Tuesday, 17 December 2019

Finding Neptune

5 September 2019, 21:30 – 00:15 BST


Conditions: a near first-quarter moon low in the southeast ruled out observations in that part of the sky. A few small clouds passing overhead, air cooling noticeably, otherwise good for observing.

Albireo, double star, Cygnus
At 92x in the 13mm Ethos this presented as a golden primary and pale blue secondary suspended in a sea of stars. This might be the most beautiful view I’ve ever had of Albireo – certainly one worth savouring.

NGC 7027, planetary nebula, Cygnus
Revisiting one of last year’s targets. In the Ethos it resembled a defocused star. At 240x with the OIII filter it was very bright with a tantalising hint of structure. Quite small.

NGC 7039, open cluster, Cygnus
Looks good in the Ethos. A rich band of stars framed by a rhombus of brighter stars. Not far from the North America Nebula.

NGC 7048, planetary nebula, Cygnus
Just visible without the filter at 92x as a faint smudge of light with a star to the west. In the OIII it appeared as an elongated cone of light with a star at the apex. Unusual shape for a planetary nebula, but I think the star probably caused it to appear more distorted than it really is.

NGC 7000, North America Nebula, Cygnus
With the Ethos and the OIII filter, the “gulf coast” region of the nebula was clearly visible as a milky glow, resembling a large question-mark melting into the starry background. I didn’t think I’d be able to see it as well as this in the XT10.

M2, globular cluster, Aquarius
At 240x, the asymmetry noted before appears to be caused by two wings of stars sweeping back towards the west. The foreground star on the eastern side of the cluster seems to sit in its own pool of darkness, adding to the asymmetry. The cluster resolved really well with averted vision.

M15, globular cluster, Pegasus
Also observed at 240x. Member stars brighter than those of M2. Long loose “tail” of stars to north. Bright, dense core. The (rare) opportunity to view these globulars multiple times over the course of a fortnight really makes a difference – the more you look at them, the more you see.

Neptune 
Helpfully very close (maybe a little too close) to 4th magnitude Phi Aquarii, so (unlike last year) very easy to find. Viewed at 240x (5mm Nagler) and 333x (9mm Nagler + 2.5x Powermate). I need to try this again when the seeing is better, but Neptune was a tiny blue-grey disk (like a defocused star), contrasting nicely with the orangey-red Phi Aquarii. No sign of Triton.

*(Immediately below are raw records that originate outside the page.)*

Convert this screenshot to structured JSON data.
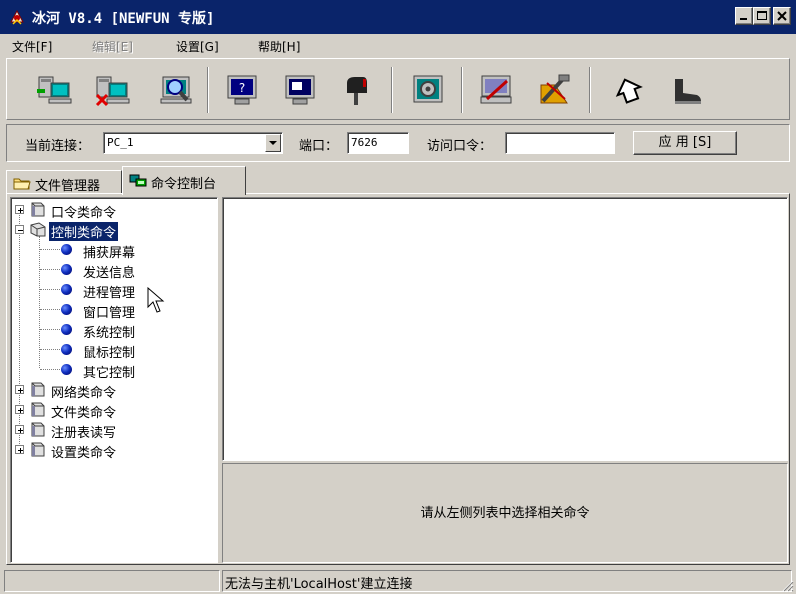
{
  "window": {
    "title": "冰河 V8.4 [NEWFUN 专版]"
  },
  "menu": [
    {
      "label": "文件[F]",
      "enabled": true
    },
    {
      "label": "编辑[E]",
      "enabled": false
    },
    {
      "label": "设置[G]",
      "enabled": true
    },
    {
      "label": "帮助[H]",
      "enabled": true
    }
  ],
  "toolbar": {
    "icons": [
      "add-host-icon",
      "delete-host-icon",
      "search-host-icon",
      "screen-capture-icon",
      "screen-control-icon",
      "mailbox-icon",
      "settings-icon",
      "server-config-icon",
      "tools-icon",
      "help-icon",
      "exit-icon"
    ]
  },
  "connection": {
    "host_label": "当前连接：",
    "host_value": "PC_1",
    "port_label": "端口：",
    "port_value": "7626",
    "password_label": "访问口令：",
    "password_value": "",
    "apply_label": "应 用 [S]"
  },
  "tabs": [
    {
      "label": "文件管理器",
      "active": false
    },
    {
      "label": "命令控制台",
      "active": true
    }
  ],
  "tree": {
    "groups": [
      {
        "label": "口令类命令",
        "expanded": false
      },
      {
        "label": "控制类命令",
        "expanded": true,
        "selected": true,
        "children": [
          "捕获屏幕",
          "发送信息",
          "进程管理",
          "窗口管理",
          "系统控制",
          "鼠标控制",
          "其它控制"
        ]
      },
      {
        "label": "网络类命令",
        "expanded": false
      },
      {
        "label": "文件类命令",
        "expanded": false
      },
      {
        "label": "注册表读写",
        "expanded": false
      },
      {
        "label": "设置类命令",
        "expanded": false
      }
    ]
  },
  "hint": "请从左侧列表中选择相关命令",
  "status": {
    "message": "无法与主机'LocalHost'建立连接"
  },
  "colors": {
    "titlebar": "#0a246a",
    "face": "#d4d0c8",
    "selection": "#0a246a"
  }
}
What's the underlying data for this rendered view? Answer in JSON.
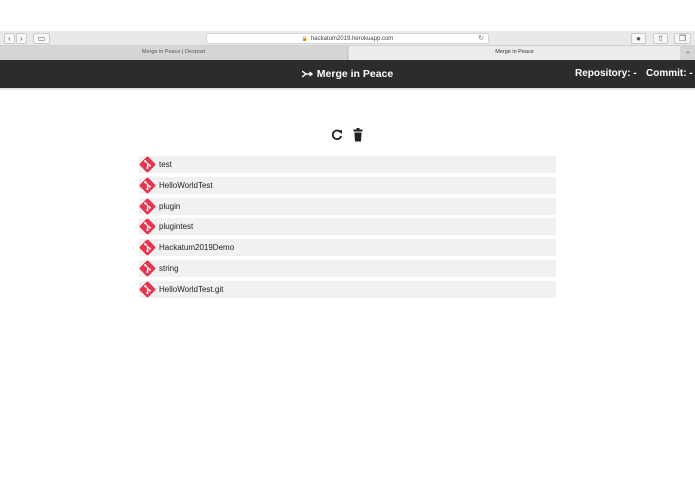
{
  "browser": {
    "url": "hackatum2019.herokuapp.com",
    "tabs": [
      {
        "label": "Merge in Peace | Devpost",
        "active": false
      },
      {
        "label": "Merge in Peace",
        "active": true
      }
    ]
  },
  "app": {
    "title": "Merge in Peace",
    "repository_label": "Repository: -",
    "commit_label": "Commit: -",
    "colors": {
      "header_bg": "#2a2c2e",
      "git_red": "#e4364c",
      "row_bg": "#f1f1f1"
    }
  },
  "actions": [
    {
      "name": "refresh",
      "icon": "refresh-icon"
    },
    {
      "name": "delete",
      "icon": "trash-icon"
    }
  ],
  "repositories": [
    {
      "name": "test"
    },
    {
      "name": "HelloWorldTest"
    },
    {
      "name": "plugin"
    },
    {
      "name": "plugintest"
    },
    {
      "name": "Hackatum2019Demo"
    },
    {
      "name": "string"
    },
    {
      "name": "HelloWorldTest.git"
    }
  ]
}
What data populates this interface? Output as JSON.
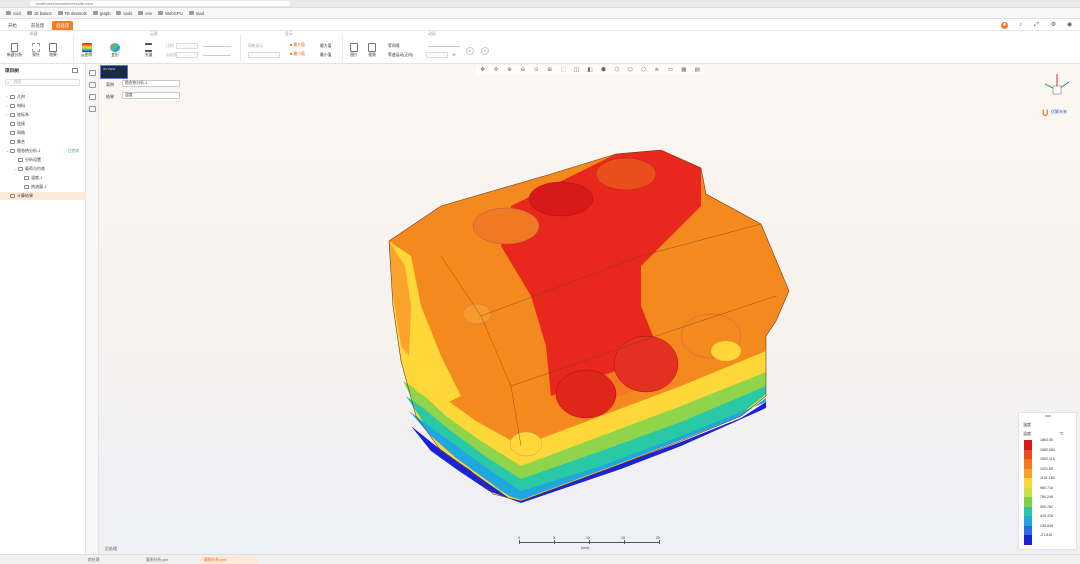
{
  "browser": {
    "url": "localhost/simulation/results-view"
  },
  "bookmarks": [
    {
      "label": "cool"
    },
    {
      "label": "JS basics"
    },
    {
      "label": "FE devtools"
    },
    {
      "label": "graph"
    },
    {
      "label": "tools"
    },
    {
      "label": "env"
    },
    {
      "label": "WebGPU"
    },
    {
      "label": "read"
    }
  ],
  "header": {
    "tabs": [
      {
        "label": "开始"
      },
      {
        "label": "前处理"
      },
      {
        "label": "后处理"
      }
    ],
    "active_tab": "后处理"
  },
  "ribbon": {
    "groups": [
      {
        "title": "新建"
      },
      {
        "title": "云图"
      },
      {
        "title": "显示"
      },
      {
        "title": "动画"
      }
    ],
    "buttons": {
      "new_analysis": "新建分析",
      "probe": "探针",
      "view_result": "结果",
      "contour": "云图等",
      "deform": "变形",
      "vector": "矢量",
      "image": "图片",
      "video": "视频"
    },
    "scale_label": "比例",
    "scale_select": "",
    "auto_scale": "自动比例",
    "mesh_label": "网格显示",
    "check_max": "最大值",
    "check_min": "最小值",
    "max_label": "最大值",
    "min_label": "最小值",
    "anim_label": "等间隔",
    "anim_speed": "等速运动(正向)",
    "speed_value": "",
    "percent": "%"
  },
  "sidebar": {
    "title": "项目树",
    "search_placeholder": "搜索",
    "items": [
      {
        "label": "几何",
        "level": 1
      },
      {
        "label": "材料",
        "level": 1
      },
      {
        "label": "坐标系",
        "level": 1
      },
      {
        "label": "连接",
        "level": 1
      },
      {
        "label": "网格",
        "level": 1
      },
      {
        "label": "集合",
        "level": 1
      },
      {
        "label": "稳态热分析-1",
        "level": 1,
        "badge": "已完成"
      },
      {
        "label": "分析设置",
        "level": 2
      },
      {
        "label": "载荷与约束",
        "level": 2
      },
      {
        "label": "温度-1",
        "level": 3
      },
      {
        "label": "热流量-1",
        "level": 3
      },
      {
        "label": "计算结果",
        "level": 2
      }
    ],
    "selected_item": "计算结果"
  },
  "viewport": {
    "thumbnail_label": "3D VIEW",
    "case_label": "案例",
    "case_value": "稳态热分析-1",
    "result_label": "结果",
    "result_value": "温度",
    "status_label": "后处理"
  },
  "legend": {
    "title": "温度",
    "quantity": "温度",
    "unit": "℃",
    "values": [
      "1863.05",
      "1682.583",
      "1502.116",
      "1321.65",
      "1141.183",
      "960.716",
      "780.249",
      "599.782",
      "419.316",
      "238.849",
      "-21.616"
    ],
    "colors": [
      "#d7191c",
      "#e94e1b",
      "#f47a22",
      "#fca32c",
      "#fdd838",
      "#c8e33c",
      "#7fd24a",
      "#28c9a4",
      "#1fa8e0",
      "#2f6be3",
      "#1a23d8"
    ]
  },
  "scale_bar": {
    "ticks": [
      "0",
      "5",
      "10",
      "15",
      "20"
    ],
    "unit": "(mm)"
  },
  "logo": {
    "brand": "优解未来"
  },
  "bottom_tabs": [
    {
      "label": "前处理"
    },
    {
      "label": "案例分析.yml"
    },
    {
      "label": "案例分析.yml"
    }
  ],
  "icons": {
    "notification": "bell-icon",
    "settings": "expand-icon",
    "user": "user-icon"
  }
}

M30, globular cluster, Capricornus
Small condensed blur, very low in the sky (-23 degrees declination). Bright leading star to west. Amazingly, with averted vision I could begin to resolve the cluster despite its low altitude: the most prominent features were a straight line of stars to the north and another fainter one (not radial to the core) to the northwest, giving the cluster a very distinctive lopsided, spiky appearance.

Just for fun, I also viewed M57 and M27 at 333x. Despite being on the light-polluted side of the meridian the Ring Nebula looked rather impressive at this high magnification (like a black-and-white photo); the Dumbbell not so much (it's large enough already that it doesn't really benefit from the extra power). But it's good to know I can use this magnification on some deepsky objects.